E apesar dessas estatísticas cruéis para as camadas pobres da população ainda existem pessoas, no mínimo cara de pau, para afirmar que a maravilha da “economia de mercado é que todos nós temos informações e oportunidades iguais para atuar no mercado”.



Para finalizar, em um livro da série Primeiros Passos, o título “Populismo” apresenta esse conceito como uma perspectiva de saída para as classes populares. Se de um lado as elites fazem governos quase autocráticos através dos partidos de direita não resta nada além para a grande camada da população de votar em políticos evidentes populistas. Afinal no jogo político e nas atuais condições de desigualdade no Peru (e no Brasil) as populações se vêm obrigadas a votar no “tapador de sol com peneira” para pelo menos ganharem uma concessão ali outra aqui (e não seria através do populismo que o trabalhador brasileiro ganhou uma série de direitos? Que por sinal o PSDB ano passado tentou tirar alguns como “seguro desemprego”)... Nada de errado afinal quando se tem em jogo sua vida, seus sonhos e a de seus familiares é melhor comer pouco, mas comer, do que no final nada ter... Afinal, não é essa a opção que a alienação dos meios de produção e a estrutura social neoliberal oferecem aos desafortunados do capital? Se a bendita democracia de fato funcionasse não veríamos milhões na América do Sul à mercê do desemprego e miséria, talvez se o neoliberalismo não precisasse de contradições como a pobreza para sua máquina do lucro (Mais-Valia) provavelmente não veríamos as periferias no Brasil a mercê de pretensos “salvadores” religiosos que disseminam a homofobia, o racismo (em alguns casos) e não veríamos uma bancada evangélica tão forte oferecendo riscos ao tecido social de um país que prega ser laico. O preconceito no Peru evidencia problemas sociais gravíssimos mascarados pela indústria cultural e que acabam sendo associados ou à indígenas ou à esquerda.

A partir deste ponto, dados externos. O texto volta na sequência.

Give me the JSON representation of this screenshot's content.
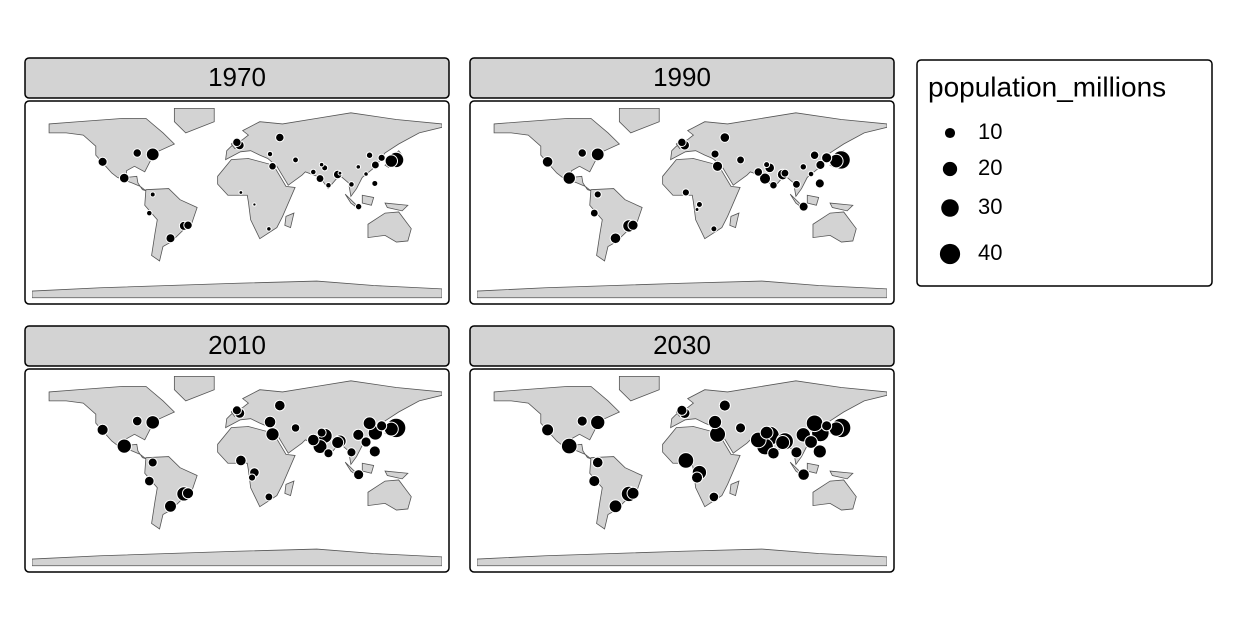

"O subdesenvolvimento da América Latina provém do desenvolvimento alheio e continua a eliminá-lo. Impotente pela sua função de servidão internacional, moribundo desde que nasceu, o sistema tem pés de barro.postula a si próprio como destino e gostaria de se confundir com a eternidade. toda memória é subversiva porque é diferente. Todo projeto de futuro também. Obrigam zumbi a comer sem sal: o sal, perigoso, poderia desperta-lo. O sistema encontra seu paradigma na imutável sociedade das formigas. Por isso se dá mal com a história dos homens: pelo muito que esta muda. E porque, na história dos homens, cada ato de destruição encontra sua resposta - cedo ou tarde - num ato de criação." - Eduardo Galeano, As Veias Abertas da América Latina.